Among his awards are the FAU (Friedrich-Alexander-University Erlangen-Nuremberg) Human Rights Award 2022, the Pandit Ishwar Chandra Vidyasagar Gold Plaque 2020, the Quaide Milleth Award 2020, the Ida Scudder Memorial Oration of Christian Medical College, Vellore 2019, the South Asian Minority Lawyers Harmony Award 2012, the Chisthi Harmony Award 2012, the Rajiv Gandhi National Sadbhavana Award for peace work, and the M.A. Thomas National Human Rights Award 2002.

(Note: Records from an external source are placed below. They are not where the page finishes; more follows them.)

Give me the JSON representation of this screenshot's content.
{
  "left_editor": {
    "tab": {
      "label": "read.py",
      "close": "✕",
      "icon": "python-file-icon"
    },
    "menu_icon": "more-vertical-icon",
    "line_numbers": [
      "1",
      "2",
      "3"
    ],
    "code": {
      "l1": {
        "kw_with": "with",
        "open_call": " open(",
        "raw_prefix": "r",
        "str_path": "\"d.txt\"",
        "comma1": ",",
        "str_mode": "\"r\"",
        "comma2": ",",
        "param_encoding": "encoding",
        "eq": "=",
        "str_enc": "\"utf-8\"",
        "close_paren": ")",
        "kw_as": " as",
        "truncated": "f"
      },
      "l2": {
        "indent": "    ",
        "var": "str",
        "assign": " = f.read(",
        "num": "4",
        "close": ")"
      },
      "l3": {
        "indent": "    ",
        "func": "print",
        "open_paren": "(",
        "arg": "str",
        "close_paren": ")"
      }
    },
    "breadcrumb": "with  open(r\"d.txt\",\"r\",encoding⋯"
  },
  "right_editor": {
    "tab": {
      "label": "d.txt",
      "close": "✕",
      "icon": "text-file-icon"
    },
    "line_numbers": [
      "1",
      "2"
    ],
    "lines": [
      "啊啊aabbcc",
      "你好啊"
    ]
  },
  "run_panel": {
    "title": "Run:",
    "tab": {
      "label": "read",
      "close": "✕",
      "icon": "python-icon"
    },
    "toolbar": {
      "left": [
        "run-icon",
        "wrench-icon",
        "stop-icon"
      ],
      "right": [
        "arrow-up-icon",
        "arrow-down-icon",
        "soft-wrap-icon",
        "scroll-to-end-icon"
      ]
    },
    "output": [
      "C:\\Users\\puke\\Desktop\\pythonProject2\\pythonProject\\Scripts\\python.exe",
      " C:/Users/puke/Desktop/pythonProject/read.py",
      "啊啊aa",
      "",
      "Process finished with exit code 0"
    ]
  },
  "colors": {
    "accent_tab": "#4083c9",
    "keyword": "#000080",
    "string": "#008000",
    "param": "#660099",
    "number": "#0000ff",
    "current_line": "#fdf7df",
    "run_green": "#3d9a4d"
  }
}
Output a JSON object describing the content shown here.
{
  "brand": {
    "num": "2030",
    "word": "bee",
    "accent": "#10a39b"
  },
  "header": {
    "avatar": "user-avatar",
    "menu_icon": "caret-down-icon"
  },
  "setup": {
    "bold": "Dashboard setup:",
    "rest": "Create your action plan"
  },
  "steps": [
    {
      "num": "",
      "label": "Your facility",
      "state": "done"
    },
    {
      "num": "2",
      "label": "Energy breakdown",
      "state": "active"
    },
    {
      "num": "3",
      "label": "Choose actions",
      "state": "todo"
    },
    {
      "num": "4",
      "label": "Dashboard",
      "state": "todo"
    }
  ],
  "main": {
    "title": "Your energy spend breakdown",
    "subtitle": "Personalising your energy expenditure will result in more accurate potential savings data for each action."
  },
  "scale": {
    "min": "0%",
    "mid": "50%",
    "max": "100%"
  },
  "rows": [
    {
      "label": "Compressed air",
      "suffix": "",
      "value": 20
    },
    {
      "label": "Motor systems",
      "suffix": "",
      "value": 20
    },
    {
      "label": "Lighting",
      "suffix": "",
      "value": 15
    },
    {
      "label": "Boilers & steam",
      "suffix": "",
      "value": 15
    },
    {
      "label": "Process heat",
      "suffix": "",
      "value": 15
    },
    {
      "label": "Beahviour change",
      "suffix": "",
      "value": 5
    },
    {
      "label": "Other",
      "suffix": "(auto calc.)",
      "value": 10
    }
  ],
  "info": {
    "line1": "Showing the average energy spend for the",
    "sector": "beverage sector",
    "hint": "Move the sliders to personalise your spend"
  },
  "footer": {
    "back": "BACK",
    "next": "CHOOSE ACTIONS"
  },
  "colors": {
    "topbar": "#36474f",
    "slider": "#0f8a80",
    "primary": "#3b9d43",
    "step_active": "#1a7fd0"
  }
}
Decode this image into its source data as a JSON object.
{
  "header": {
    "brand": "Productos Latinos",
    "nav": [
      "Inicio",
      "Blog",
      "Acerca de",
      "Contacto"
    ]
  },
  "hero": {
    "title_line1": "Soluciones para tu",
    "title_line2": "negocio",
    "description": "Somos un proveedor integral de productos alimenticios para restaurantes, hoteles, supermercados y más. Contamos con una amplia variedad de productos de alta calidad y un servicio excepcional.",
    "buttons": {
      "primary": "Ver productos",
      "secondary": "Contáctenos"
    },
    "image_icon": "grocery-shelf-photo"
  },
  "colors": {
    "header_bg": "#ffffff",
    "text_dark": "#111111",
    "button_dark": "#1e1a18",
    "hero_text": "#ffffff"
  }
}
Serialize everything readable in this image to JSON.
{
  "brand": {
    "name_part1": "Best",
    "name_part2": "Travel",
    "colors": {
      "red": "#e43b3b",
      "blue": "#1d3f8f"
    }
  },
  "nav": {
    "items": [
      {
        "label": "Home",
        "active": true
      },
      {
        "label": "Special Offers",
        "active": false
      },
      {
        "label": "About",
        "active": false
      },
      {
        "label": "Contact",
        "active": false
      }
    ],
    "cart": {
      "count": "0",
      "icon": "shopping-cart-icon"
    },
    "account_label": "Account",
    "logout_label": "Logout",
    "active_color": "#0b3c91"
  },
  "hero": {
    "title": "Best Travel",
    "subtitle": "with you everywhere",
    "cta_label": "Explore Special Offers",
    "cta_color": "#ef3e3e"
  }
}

The Peace Research Institute Oslo has included him in its 2022 shortlist of people recommended for the Nobel Peace Prize.
Dr. Amir Ullah Khan
Amir is a development economist and a former civil servant. He is the founder Vice Chancellor of Glocal University and teaches at the Indian School of Business, NALSAR and the MCRHRDI of the Government of Telangana. He is a former Deputy director and Strategy head at Bill and Melinda Gates Foundation and was earlier Executive Director and Editor of Encyclopaedia Britannica.